Having a long-term relationship can create a lot of happiness and stability. Bringing two people underneath one roof, however, does have some complications that need to be addressed. Some of those issues involve money. Should you bring your money together when you get married or live together for a long period of time? Or should you keep it separated?Here are the pros and cons of joint bank accounts to consider when you’re wondering what to do with your cash as a couple.
What Are the Pros of Joint Bank Accounts?
1. It keeps your account fees to a minimum.
If you have two bank accounts that run concurrently with one another, then there’s a good chance you’ll be paying double fees. Combining them into a joint bank account will allow you to have the same access to your money while only paying one set of fees for what you need.
2. You may be able to increase the amount of interest earned.

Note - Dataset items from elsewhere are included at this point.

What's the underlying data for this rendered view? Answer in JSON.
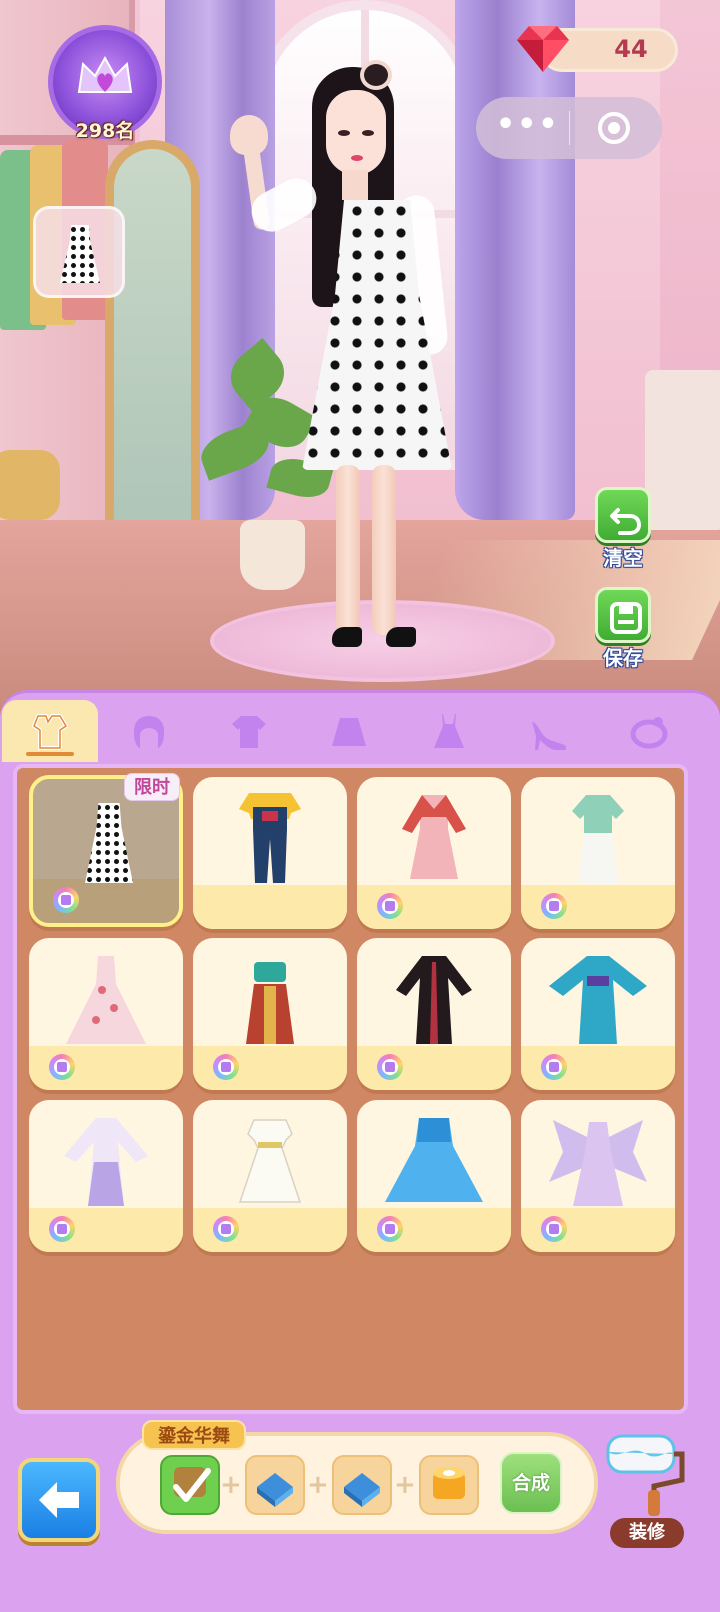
{
  "hud": {
    "rank_text": "298名",
    "gem_count": "44"
  },
  "capsule": {
    "more_icon": "more-dots-icon",
    "close_icon": "target-icon"
  },
  "actions": {
    "clear_label": "清空",
    "save_label": "保存"
  },
  "tabs": [
    {
      "name": "outfit-tab",
      "icon": "outfit-icon",
      "active": true
    },
    {
      "name": "hair-tab",
      "icon": "hair-icon",
      "active": false
    },
    {
      "name": "top-tab",
      "icon": "tshirt-icon",
      "active": false
    },
    {
      "name": "skirt-tab",
      "icon": "skirt-icon",
      "active": false
    },
    {
      "name": "dress-tab",
      "icon": "dress-icon",
      "active": false
    },
    {
      "name": "shoes-tab",
      "icon": "high-heel-icon",
      "active": false
    },
    {
      "name": "accessory-tab",
      "icon": "accessory-icon",
      "active": false
    }
  ],
  "grid": {
    "limited_label": "限时"
  },
  "synthesis": {
    "title": "鎏金华舞",
    "combine_label": "合成"
  },
  "decorate": {
    "label": "装修"
  },
  "colors": {
    "panel": "#dba2ef",
    "grid_bg": "#d08864",
    "accent_green": "#4fbf3a",
    "back_blue": "#1a7fe4"
  }
}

Although interest rates are relatively low today for bank accounts – with some at just 0.01%, putting all of your cash into one big pot can potentially earn you higher interest rates and a better return. This is especially true if together you can purchase a CD or some other investment when you wouldn’t be able to do this on your own.
3. This type of account structure can help children learn money management.
Most joint bank accounts are thought of as something for married couples, but children can also benefit from this structure. When a parent holds a joint account with their child, then they can begin to teach money management skills in a meaningful way.
4. It makes it easier for others to help manage finances.
If a parent passes away, then a joint bank account allows the other person to still have immediate access to money without enduring a potentially lengthy legal process. It also makes it easier for couples to cover common shared expenses, such as rent or groceries. Since each account holder in the US is insured for up to $250k by the NCUA or the FDIC, there is still some individuality allowed in the joint account structure.
What Are the Cons of Joint Bank Accounts?
1. You don’t really have any of your own money.
Even though you have access to cash in a joint banking account, it’s not really just “your” money. Your authorized partner also gets the same access to the money. When one person is earning a majority of the income, this can create feelings of resentment if the other person is the one spending more of the money – especially if there are bills that need to be paid and that isn’t happening. It also means one person can completely drain the account before the other can do anything about it.
2. You need permission to manage funds.
With a joint bank account, you may need permission from the other person involved to make investments, purchase big-ticket items like a vehicle, or manage your money in a way that you feel makes sense. For some, this also means that one party may become overly reliant on the other to be filling up the account with new cash.
3. All information about purchases is open and transparent.
There are no sneaky purchases that can really happen with a joint bank account. Now that can be a good thing if a partner suspects cheating or poor money management skills because those issues can be addressed immediately. It can be a bad thing if you’re trying to purchase a birthday present and the receipt for that purchase pops up immediately in your account register.
4. Creditors can approach all account holders.
If debts remain unpaid from a joint bank account, then all parties involved can be pursued by creditors. This means that someone may be responsible for running up a debt when they didn’t do any of the spending. If the other person involved does not want to pay up, it can put the other person in a particularly difficult financial situation.
The pros and cons of joint bank accounts show that it tends to be a good idea only when there is open communication and high levels of trust. There will likely be difficult decisions about spending money, saving it, and making wise investments, but two viewpoints are often better than one in the world of money management. This may create some initial discomfort, but with two people working together, many of the negatives can be avoided.